El exministro de la Secretaría de Desarrollo Social (Sedesol), José Carlos Cardona, solicitó públicamente al expresidente del Congreso Nacional, Luis Redondo, que comparezca como testigo en el proceso judicial vinculado al caso denominado “Chequesol”, una investigación que involucra el manejo del Fondo de Administración Solidaria y su posible uso con fines políticos.
La petición se produce en medio de un proceso judicial en el que el Ministerio Público sostiene que recursos administrados a través de dicho fondo habrían sido utilizados para actividades relacionadas con la campaña del partido LIBRE, lo que ha colocado el caso en el centro del debate sobre el uso de fondos públicos y la responsabilidad institucional.
La función que desempeña el Fondo de Administración Solidaria
Según lo expuesto por Cardona, un juez natural autorizó la comparecencia de Redondo con el objetivo de esclarecer la creación y funcionamiento del Fondo de Administración Solidaria, un mecanismo aprobado en el Congreso Nacional que permitió a 75 diputados ejecutar recursos a través de Sedesol.
El exfuncionario señaló que este esquema había sido concebido desde el ámbito legislativo y que la asignación de los recursos se efectuaba mediante disposiciones que luego eran oficializadas. En su exposición, remarcó que la Secretaría que encabezaba no tenía conocimiento directo de esas determinaciones, ya que se formalizaban mediante procedimientos institucionales previamente establecidos.
Cardona afirmó que la declaración de Redondo es esencial para aclarar si hubo directrices políticas en la distribución y manejo de los recursos o si los diputados implicados, incluida la diputada Isis Cuéllar, actuaron por cuenta propia.
La presunción que sostiene el Ministerio Público
El Ministerio Público sostiene como principal línea investigativa que los recursos transferidos por este mecanismo se habrían empleado con propósitos ajenos a los previstos, entre ellos acciones relacionadas con la campaña de LIBRE. Esta presunción se erige como el núcleo del proceso judicial y abre cuestionamientos sobre la claridad en el manejo de fondos públicos.
Cardona ha indicado que la comparecencia de Redondo podría ayudar a aclarar si desde la presidencia del Congreso se dictaron instrucciones concretas acerca del uso de los fondos, y plantea que la responsabilidad en el diseño y funcionamiento del mecanismo quedaría en el terreno legislativo, lo que añade un matiz de análisis sobre la interacción entre los poderes del Estado.
Asimismo, el exministro sostuvo que nada impide legalmente que Luis Redondo y tampoco Carlos Zelaya acudan como testigos, puesto que no afrontan procesos judiciales relacionados con esta causa.
Repercusiones institucionales y políticas
El desarrollo del caso “Chequesol” se presenta en un contexto de alta tensión institucional en Honduras, donde la administración de los recursos públicos y la exigencia de transparencia continúan ocupando un lugar prioritario en la agenda política, y la solicitud de comparecencia enviada a Redondo añade un matiz adicional al debate al implicar de forma directa a la dirección legislativa en la aclaración del procedimiento de distribución de fondos.

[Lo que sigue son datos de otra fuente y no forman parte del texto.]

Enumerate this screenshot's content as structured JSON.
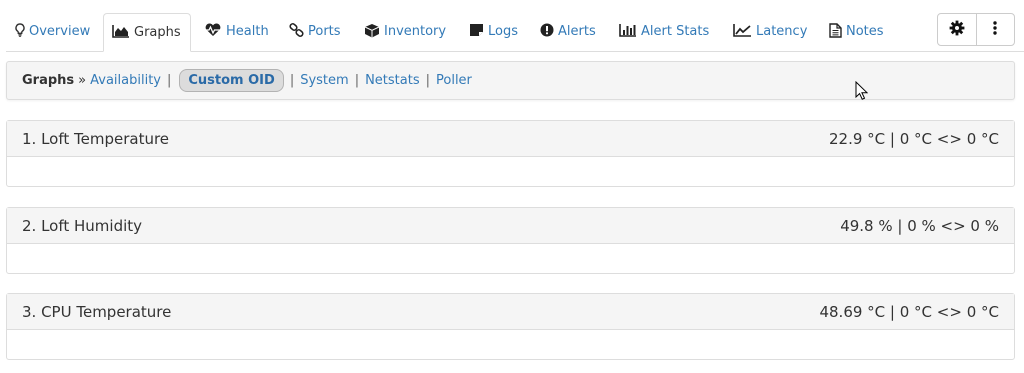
{
  "tabs": [
    {
      "id": "overview",
      "label": "Overview",
      "icon": "lightbulb-icon"
    },
    {
      "id": "graphs",
      "label": "Graphs",
      "icon": "area-chart-icon",
      "active": true
    },
    {
      "id": "health",
      "label": "Health",
      "icon": "heartbeat-icon"
    },
    {
      "id": "ports",
      "label": "Ports",
      "icon": "link-icon"
    },
    {
      "id": "inventory",
      "label": "Inventory",
      "icon": "cube-icon"
    },
    {
      "id": "logs",
      "label": "Logs",
      "icon": "sticky-note-icon"
    },
    {
      "id": "alerts",
      "label": "Alerts",
      "icon": "exclamation-circle-icon"
    },
    {
      "id": "alert-stats",
      "label": "Alert Stats",
      "icon": "bar-chart-icon"
    },
    {
      "id": "latency",
      "label": "Latency",
      "icon": "line-chart-icon"
    },
    {
      "id": "notes",
      "label": "Notes",
      "icon": "file-text-icon"
    }
  ],
  "toolbar": {
    "settings_icon": "gear-icon",
    "more_icon": "vertical-ellipsis-icon"
  },
  "subnav": {
    "title": "Graphs",
    "separator_arrow": "»",
    "links": [
      "Availability",
      "Custom OID",
      "System",
      "Netstats",
      "Poller"
    ],
    "active_link": "Custom OID",
    "pipe": "|"
  },
  "panels": [
    {
      "title": "1. Loft Temperature",
      "summary": "22.9 °C | 0 °C <> 0 °C"
    },
    {
      "title": "2. Loft Humidity",
      "summary": "49.8 % | 0 % <> 0 %"
    },
    {
      "title": "3. CPU Temperature",
      "summary": "48.69 °C | 0 °C <> 0 °C"
    }
  ],
  "colors": {
    "link": "#337ab7",
    "header_bg": "#f5f5f5",
    "border": "#dddddd",
    "active_pill_bg": "#dcdcdc"
  }
}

La insistencia en esclarecer si existieron orientaciones políticas en el uso de estos fondos también refleja la disputa narrativa en torno a la responsabilidad de los actores involucrados. Mientras la acusación del Ministerio Público apunta a un posible uso indebido con fines partidarios, la defensa plantea que las decisiones operativas no correspondían a la estructura administrativa de Sedesol.
La eventual declaración de Redondo podría influir en cómo las instituciones interpretan el caso, al ofrecer nuevas pistas sobre el origen y el uso del fondo, mientras que la situación expone retos para la confianza pública en un contexto donde la ciudadanía sigue de cerca el trabajo de los organismos responsables de supervisar y gestionar los recursos.
La evolución del procedimiento judicial y las reacciones de los actores citados a declarar seguirán delineando el rumbo de un caso que expone las complejas interacciones entre la gestión pública, la responsabilidad política y los mecanismos de control institucional.